失敗しないように、怯えながら過ごした。失敗したくない、足を引っ張りたくないと思いながら動いていた。
それでも結果は大して変わらなかった。


このままじゃ見捨てられてしまう。そう思ったけど、茜ちゃんは今日も私を誘ってくれる。今日は私と茜ちゃんだけらしい。風邪で二人休んで、田坂ちゃんは他の子と食べるからこうなった。


「百は何買うの?」


「ベビーカステラとタピオカジュース。でも人気ありそうだし売り切れてないといいな……」


言い終えてから、大好きな玉子焼きを食べる。
茜ちゃんが、まあ何とかなるんじゃないと言った後、入り口で誰かの呼び出しがあった。


「あっ、玉貫君だ!」


茜ちゃんが後ろを振り返り、玉貫君を見る。
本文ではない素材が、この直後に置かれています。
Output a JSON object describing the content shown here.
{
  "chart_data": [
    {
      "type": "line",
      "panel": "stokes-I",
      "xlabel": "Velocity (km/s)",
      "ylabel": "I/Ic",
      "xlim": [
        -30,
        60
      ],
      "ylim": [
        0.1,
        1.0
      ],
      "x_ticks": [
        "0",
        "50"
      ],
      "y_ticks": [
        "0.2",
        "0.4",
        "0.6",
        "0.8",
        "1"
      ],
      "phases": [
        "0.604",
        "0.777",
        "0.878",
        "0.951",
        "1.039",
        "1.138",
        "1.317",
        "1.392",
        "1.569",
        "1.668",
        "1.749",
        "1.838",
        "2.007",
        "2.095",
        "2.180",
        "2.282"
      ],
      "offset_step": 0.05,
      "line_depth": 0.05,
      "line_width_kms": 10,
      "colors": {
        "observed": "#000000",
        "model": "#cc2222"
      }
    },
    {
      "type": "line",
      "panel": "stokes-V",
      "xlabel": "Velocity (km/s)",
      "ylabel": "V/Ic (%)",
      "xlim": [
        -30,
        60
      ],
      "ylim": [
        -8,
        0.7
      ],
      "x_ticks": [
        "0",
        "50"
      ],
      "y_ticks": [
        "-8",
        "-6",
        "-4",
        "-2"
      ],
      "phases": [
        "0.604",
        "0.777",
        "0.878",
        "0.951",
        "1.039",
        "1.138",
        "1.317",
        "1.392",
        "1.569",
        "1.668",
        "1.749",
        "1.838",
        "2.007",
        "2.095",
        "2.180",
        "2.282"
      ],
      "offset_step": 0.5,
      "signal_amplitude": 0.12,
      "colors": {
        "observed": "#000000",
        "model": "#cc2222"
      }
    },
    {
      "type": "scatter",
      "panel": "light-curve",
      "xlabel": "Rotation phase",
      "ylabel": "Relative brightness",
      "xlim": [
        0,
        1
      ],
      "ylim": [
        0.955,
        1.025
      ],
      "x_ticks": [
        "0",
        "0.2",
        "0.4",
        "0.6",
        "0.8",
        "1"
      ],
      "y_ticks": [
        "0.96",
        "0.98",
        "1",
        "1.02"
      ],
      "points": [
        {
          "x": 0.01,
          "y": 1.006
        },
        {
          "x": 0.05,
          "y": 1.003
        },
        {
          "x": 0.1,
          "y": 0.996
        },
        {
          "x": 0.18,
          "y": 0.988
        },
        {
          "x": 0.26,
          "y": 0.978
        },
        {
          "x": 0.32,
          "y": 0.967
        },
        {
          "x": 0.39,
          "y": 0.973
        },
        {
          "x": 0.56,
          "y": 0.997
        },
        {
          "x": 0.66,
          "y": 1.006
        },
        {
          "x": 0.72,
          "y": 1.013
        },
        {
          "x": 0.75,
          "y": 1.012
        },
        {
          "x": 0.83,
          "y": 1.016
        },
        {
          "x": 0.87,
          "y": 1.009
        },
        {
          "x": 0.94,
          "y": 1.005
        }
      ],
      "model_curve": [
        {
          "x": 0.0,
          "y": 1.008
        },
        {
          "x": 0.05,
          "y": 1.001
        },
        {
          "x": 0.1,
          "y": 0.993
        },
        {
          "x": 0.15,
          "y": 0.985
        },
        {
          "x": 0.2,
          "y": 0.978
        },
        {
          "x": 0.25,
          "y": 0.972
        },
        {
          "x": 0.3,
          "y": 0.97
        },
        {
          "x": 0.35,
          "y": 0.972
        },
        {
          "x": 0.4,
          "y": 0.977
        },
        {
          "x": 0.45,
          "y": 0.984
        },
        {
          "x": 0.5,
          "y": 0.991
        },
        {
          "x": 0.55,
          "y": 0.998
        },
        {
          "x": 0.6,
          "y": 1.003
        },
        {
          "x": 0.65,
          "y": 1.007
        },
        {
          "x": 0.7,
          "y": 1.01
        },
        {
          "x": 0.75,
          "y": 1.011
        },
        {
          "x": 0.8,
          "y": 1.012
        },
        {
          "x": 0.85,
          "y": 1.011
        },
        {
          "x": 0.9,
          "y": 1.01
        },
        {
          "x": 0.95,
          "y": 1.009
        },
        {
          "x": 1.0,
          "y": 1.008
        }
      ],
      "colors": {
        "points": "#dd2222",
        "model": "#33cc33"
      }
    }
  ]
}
玉貫君は茜ちゃんの彼氏だ。
もしかして、私一人になる!?


玉子焼きを噛み砕いて、急いで飲み込む。

「じゃ、行ってく……」
「ちょっとまって、いつ帰ってくるの?」


手を伸ばして茜ちゃんを引き留める。


「いつって……そんなのわからない。もう行くわ」


「何で……!私一人に……」


茜ちゃんはまだ中身が残っている弁当の蓋をする。


「いい加減にして。彼氏優先するのは普通じゃないの?ずっとあんたといられる訳じゃないし……ねぇ百日、今日おかしくない?」


固まっていた手を机にぱたんと置いた。
茜ちゃんは椅子を戻すことなく玉貫君の元に向かう。


教室の真ん中、一人残された私は、冷めたご飯を食べる。


箸を持った手は固まって、私はいつの間にか涙を流していた。